Now you are organized financially
You did it. You now have 14 hanging files (13, if you don’t have kids), organized in a box or a file cabinet that represents your entire financial life. You should already be feeling more empowered and more in control over your finances. In fact, you are. In getting your records organized, you have taken a major step toward getting your financial life back on track.
I’m not exaggerating when I say that this one exercise can have a huge impact on your life. Over the years, I have heard from countless readers who told me that simply setting up this filing system totally changed how they handled their finances. It has helped couples get on the same page and stop fighting about money. It has helped people who never had a plan get a plan. Please trust me and do this. You will feel better and it will only take an hour. So go do it now.
As you create your file folder system, you may find that you don’t have any documents to put in some of the folders. Make them anyway. If you don’t have, say, a will or living trust, the empty folder will remind you every time you open the file box or drawer that you still have “homework” to complete for your “Start Over” plan.
If you are missing documents, use the form below to list what is missing and what you need to do to fill in the gaps.
Fill in the “Due Date” so you have a specific goal and time frame to meet. Check off “Completed” when you’re done.
Which records should you keep and which should you ditch?
The reason I made the FinishRich File Folder System so specific is that many of us keep too much information for way too long. (I’m guilty of this myself.) The fact is, except in cases involving fraud, the statute of limitations on income-tax returns is only three years, so the Internal Revenue Service does not expect you to hang on to tax records and receipts for any longer than that. The main exceptions to this are if you’ve underreported your income (in which case you should keep your records for six years) or have claimed a loss from worthless securities (seven years). Obviously, you should keep records documenting the cost basis of your home and all your other taxable investments for as long as you own them. The same goes for the basic documents concerning your retirement accounts and insurance policies, not to mention all loans and mortgages.
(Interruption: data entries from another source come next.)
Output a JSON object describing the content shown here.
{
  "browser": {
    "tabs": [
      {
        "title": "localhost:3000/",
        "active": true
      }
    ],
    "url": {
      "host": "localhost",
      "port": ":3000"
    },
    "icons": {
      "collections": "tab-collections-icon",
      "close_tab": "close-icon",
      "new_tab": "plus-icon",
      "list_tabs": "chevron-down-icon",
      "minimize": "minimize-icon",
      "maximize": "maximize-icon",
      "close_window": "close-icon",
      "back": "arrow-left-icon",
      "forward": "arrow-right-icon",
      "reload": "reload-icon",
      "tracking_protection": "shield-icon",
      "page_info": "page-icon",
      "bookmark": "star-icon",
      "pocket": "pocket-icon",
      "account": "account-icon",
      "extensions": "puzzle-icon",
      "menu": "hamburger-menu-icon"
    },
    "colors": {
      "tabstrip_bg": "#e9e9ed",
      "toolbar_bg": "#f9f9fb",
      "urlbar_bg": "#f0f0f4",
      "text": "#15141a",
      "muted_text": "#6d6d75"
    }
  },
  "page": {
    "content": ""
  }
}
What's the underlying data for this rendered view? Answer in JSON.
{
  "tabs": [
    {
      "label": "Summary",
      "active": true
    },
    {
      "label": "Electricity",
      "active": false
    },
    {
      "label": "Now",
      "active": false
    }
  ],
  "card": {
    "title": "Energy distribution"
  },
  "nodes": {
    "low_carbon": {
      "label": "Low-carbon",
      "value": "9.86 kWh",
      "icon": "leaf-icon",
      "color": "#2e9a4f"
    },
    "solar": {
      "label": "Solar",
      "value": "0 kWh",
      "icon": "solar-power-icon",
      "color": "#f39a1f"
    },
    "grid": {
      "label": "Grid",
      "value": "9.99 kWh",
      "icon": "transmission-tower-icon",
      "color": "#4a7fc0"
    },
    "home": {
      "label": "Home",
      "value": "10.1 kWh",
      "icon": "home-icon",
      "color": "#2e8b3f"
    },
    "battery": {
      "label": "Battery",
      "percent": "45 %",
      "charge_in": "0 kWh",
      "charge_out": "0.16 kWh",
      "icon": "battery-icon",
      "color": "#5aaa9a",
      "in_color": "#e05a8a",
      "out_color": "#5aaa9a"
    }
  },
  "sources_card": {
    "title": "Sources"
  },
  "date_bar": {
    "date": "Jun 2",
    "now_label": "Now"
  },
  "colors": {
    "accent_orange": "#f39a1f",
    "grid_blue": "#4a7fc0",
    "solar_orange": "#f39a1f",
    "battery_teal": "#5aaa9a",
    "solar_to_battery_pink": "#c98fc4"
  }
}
But don’t be shy about getting rid of old materials. Here’s a list of items you should consider throwing away (or shredding if the documents contain personal information):
• Outdated warranties
• Outdated instruction manuals
• Outdated wills or trusts (provided you created a new one)
• Canceled insurance policies
• Credit card statements for closed tax years
• Canceled checks for closed tax years
• Old brokerage statements for closed tax years (unless they have cost-basis information you might eventually need)
• Old annual reports from stocks and/or mutual funds
• Old investment newsletters (some people keep these things for years because they paid for them—let them go)
Organize your financial life online
Setting up and maintaining the “Start Over” File Folder System is extremely easy. Nonetheless, all that filing and storing of actual paper documents may strike some people as incredibly old-fashioned. If you’re one of those people, don’t worry. There is an entire new generation of extremely cool websites armed with powerful digital tools to help you track and manage your finances online. As one of these websites puts it, “We download, categorize, and graph all of your finances automatically every day. Know where you’re spending, without spending any effort.”
Is that cool or what?
Many of these sites are FREE. Two of the best are www.mint.com and www.wesabe.com. Both offer personal budgeting tools that allow you to track your cash flow, checking and savings accounts, credit cards, loans, and investments—all in one place. They can also analyze your spending, helping you to identify where you can cut back. Mint.com will even send you email alerts to keep you from getting hit with penalty fees for late payments, going over your credit limit, and dropping below a minimum-balance requirement.